The bad news: You have a slow-paying customer who has run up a large amount of debt.

The good news: You negotiated a payment plan, and payments are beginning to arrive.

But, what if that customer files for bankruptcy? You could be left with a general unsecured claim for those old, unpaid invoices and, even more frustrating, you’ll likely be the target of a preference complaint for the payments that you did receive.

Your good news suddenly doesn’t look so good.

Section 547(b) of the Bankruptcy Code allows the debtor or trustee to “avoid” certain transfers made within 90 days preceding the bankruptcy, on the theory that such transfers represent an unfair “preference” of certain creditors over others who did not receive such payments. Fortunately, section 547(c) establishes certain defenses — including for transfers made in the “ordinary course of business.”

Unfortunately, bankruptcy courts tend to reject a creditor’s “ordinary course of business” defense where the “ordinary” payments were made pursuant to a workout agreement or payment plan like the one mentioned above.

For instance, in Bender Shipbuilding & Repair Co. v. Oil Recovery Co. (In re Bender Shipbuilding & Repair Co.), the court held that payments were not “ordinary” where they were consistent with the payment plan, but were nevertheless inconsistent with the parties’ 20-year payment history. In fact, the Bender court took the position that payments made under the plan were the result of unusual debt collection activities — a frequent death knell for the “ordinary course of business” defense.

Similarly, the court in Forklift Liquidating Trust v. Clark-Hurth (In re Forklift LP Corp.) held that payment plan transfers were not “ordinary” where the debtor had never before made consecutive weekly payments in such amounts. In reaching this conclusion, the court also noted that the debtor had never previously entered into a payment plan with this creditor.

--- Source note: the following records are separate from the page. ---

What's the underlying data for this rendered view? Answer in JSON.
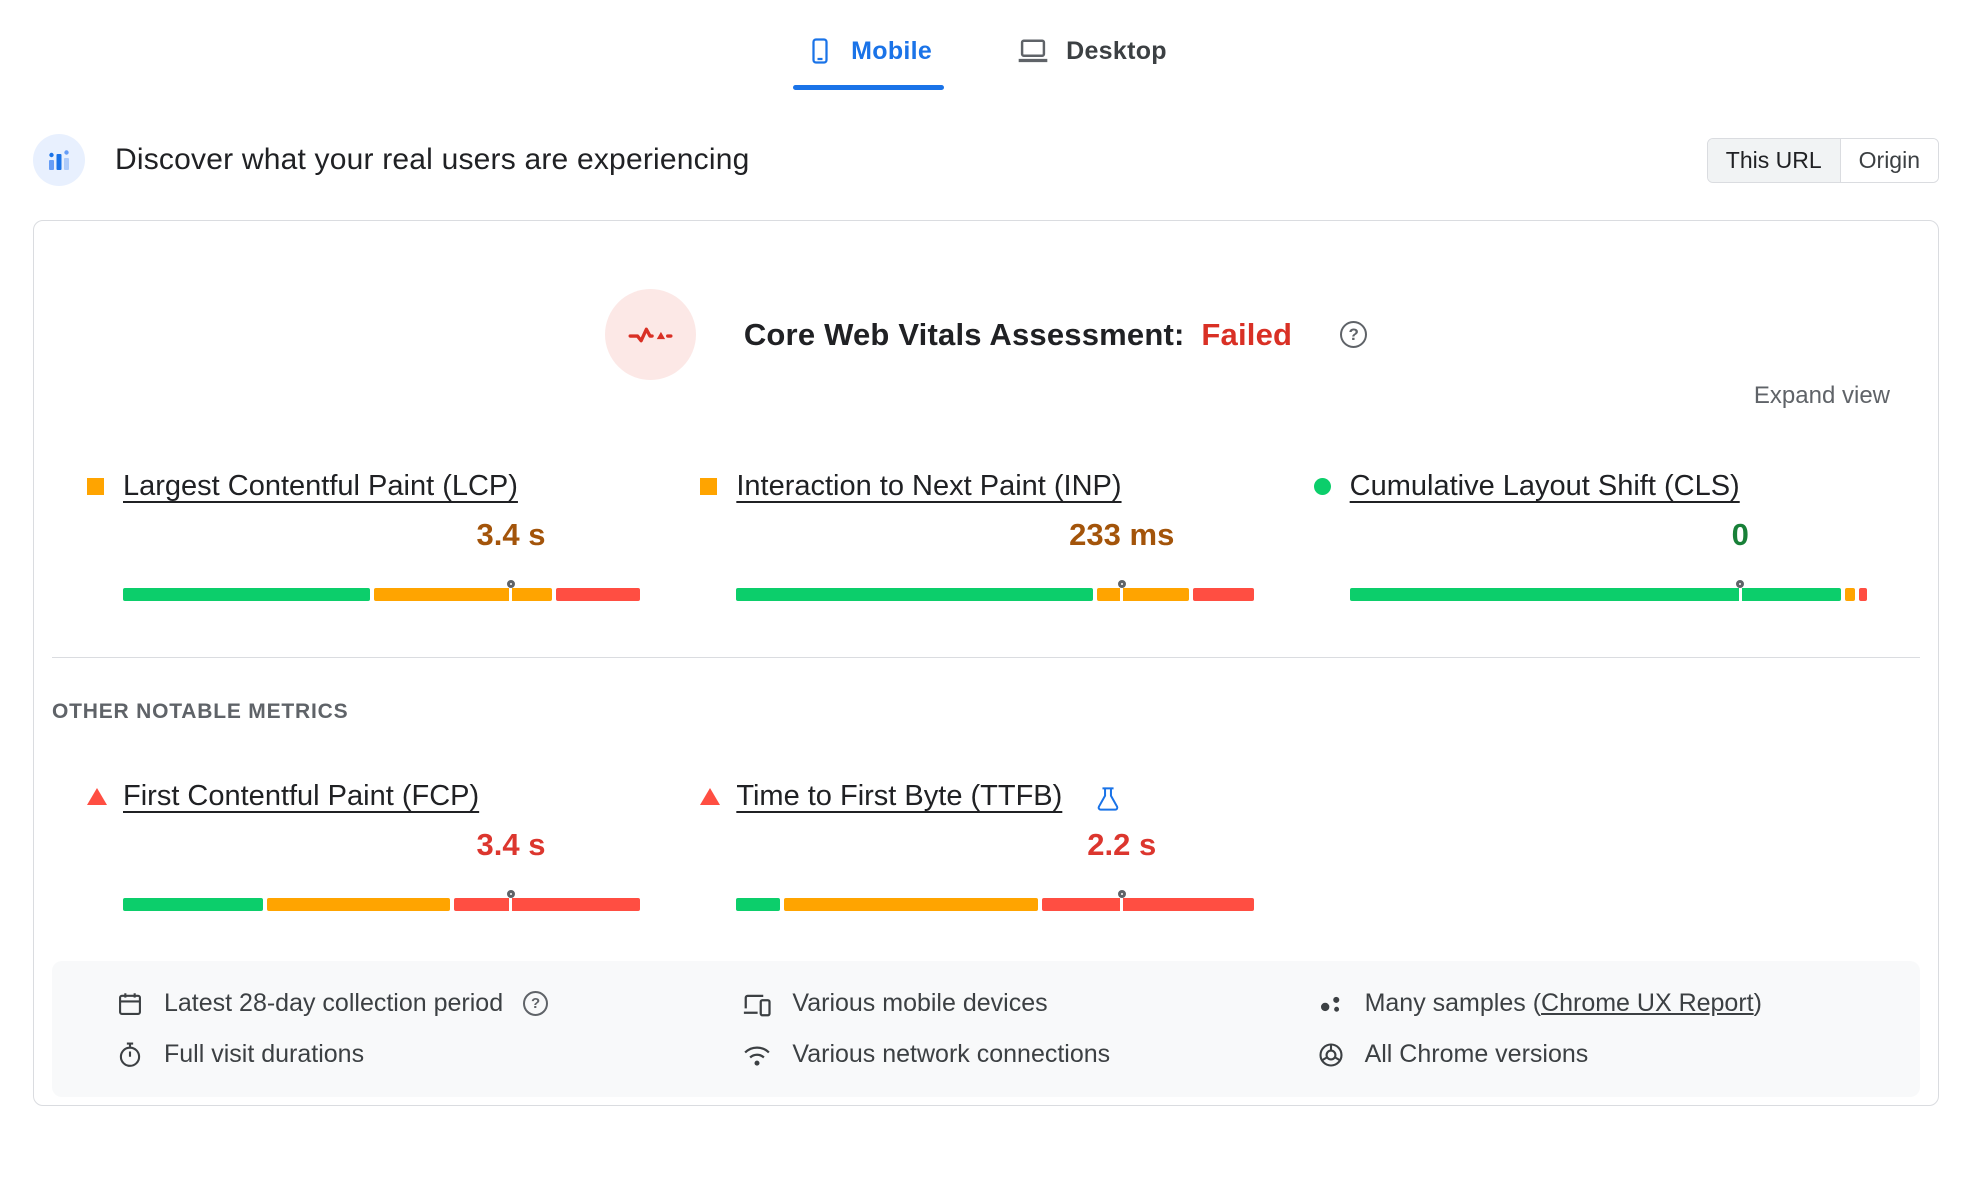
{
  "tabs": {
    "mobile": {
      "label": "Mobile"
    },
    "desktop": {
      "label": "Desktop"
    }
  },
  "field_header": {
    "title": "Discover what your real users are experiencing",
    "scope": {
      "this_url": "This URL",
      "origin": "Origin"
    }
  },
  "assessment": {
    "title": "Core Web Vitals Assessment:",
    "status": "Failed",
    "expand_label": "Expand view"
  },
  "sections": {
    "other_metrics_label": "OTHER NOTABLE METRICS"
  },
  "metrics": {
    "core": [
      {
        "name": "Largest Contentful Paint (LCP)",
        "indicator": "square-orange",
        "value": "3.4 s",
        "value_color": "#a3540a",
        "p75_percent": 75,
        "distribution": {
          "good": 48.5,
          "needs_improvement": 35,
          "poor": 16.5
        }
      },
      {
        "name": "Interaction to Next Paint (INP)",
        "indicator": "square-orange",
        "value": "233 ms",
        "value_color": "#a3540a",
        "p75_percent": 74.5,
        "distribution": {
          "good": 70,
          "needs_improvement": 18,
          "poor": 12
        }
      },
      {
        "name": "Cumulative Layout Shift (CLS)",
        "indicator": "circle-green",
        "value": "0",
        "value_color": "#188038",
        "p75_percent": 75.5,
        "distribution": {
          "good": 96.5,
          "needs_improvement": 2,
          "poor": 1.5
        }
      }
    ],
    "other": [
      {
        "name": "First Contentful Paint (FCP)",
        "indicator": "triangle-red",
        "value": "3.4 s",
        "value_color": "#dc362e",
        "p75_percent": 75,
        "distribution": {
          "good": 27.5,
          "needs_improvement": 36,
          "poor": 36.5
        }
      },
      {
        "name": "Time to First Byte (TTFB)",
        "indicator": "triangle-red",
        "value": "2.2 s",
        "value_color": "#dc362e",
        "p75_percent": 74.5,
        "experimental": true,
        "distribution": {
          "good": 8.5,
          "needs_improvement": 50,
          "poor": 41.5
        }
      }
    ]
  },
  "bar_colors": {
    "good": "#0cce6b",
    "needs_improvement": "#ffa400",
    "poor": "#ff4e42"
  },
  "icons": {
    "help": "?"
  },
  "footer": {
    "collection_period": "Latest 28-day collection period",
    "visit_durations": "Full visit durations",
    "devices": "Various mobile devices",
    "network": "Various network connections",
    "samples_prefix": "Many samples (",
    "samples_link": "Chrome UX Report",
    "samples_suffix": ")",
    "chrome_versions": "All Chrome versions"
  }
}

But, sometimes even a history of earlier payment plans is insufficient to show that these transfers are “ordinary.”

In Burtch v. Prudential Real Estate & Relocation Services, Inc. (In re AE Liquidation, Inc.), the court held that two payment plans in the parties’ three-year relationship were merely the result of unilateral pressure by the creditor on the debtor to assure future payment — itself evidence that the payments were not made in the “ordinary course.”

What’s a creditor to do? You have several options:

1. Arrange for payment from a third party. One of the requirements of a “preference” is that the transfer involved property in which the debtor had an interest. Thus, if the source of the payment plan funds is a non-debtor third party rather than the debtor, then Section 547 is not triggered.

2. Utilize earmarking. Earmarking is similar to the above, except the payments technically still come from the debtor. Earmarking involves an agreement between the debtor and a non-debtor third party (such as a new lender), by which the third party provides new funds for the specific purpose of paying an existing antecedent debt. The debtor can have no dominion or control over these new funds; the debtor is effectively an intermediary for funds that flow from the third party to the creditor. The transaction must not diminish the bankruptcy estate in any way.

3. Challenge the debtor’s solvency. A debtor’s insolvency is a requirement for a preference, and insolvency is presumed in the 90 days leading up to bankruptcy. But creditors can sometimes overcome the presumption of insolvency. When documenting a payment plan, the creditor could demand copies of current financial statements to confirm whether the customer/debtor is solvent.

4. Pursue assumption of an executory contract. If the creditor has an executory contract (e.g., license agreement, equipment lease) that is assumed by the debtor, it is a complete defense to a preference action. In other words, a debtor or trustee cannot avoid payments that were made pursuant to an executory contract that a debtor assumed or assumed and assigned in bankruptcy.

5. Other defenses. Finally, it is important to remember that the “ordinary course of business” defense is, of course, not the only avenue for defending a preference action. There may be other defenses to assert, even if a court rejects a creditor’s “ordinary course of business” defense under a payment plan. These defenses apply not only to payment plan payments, but also to any additional payments made on account of any new value that may have been provided to the debtor. A separate legal analysis should apply to such payments.

Many creditors focus solely on getting payments in the door — the “bird in the hand.” But, if done incorrectly, those payments may come with the threat of future “clawback.” Accordingly, it is important to understand and prepare for the potential preference exposure that can arise from payment plan arrangements.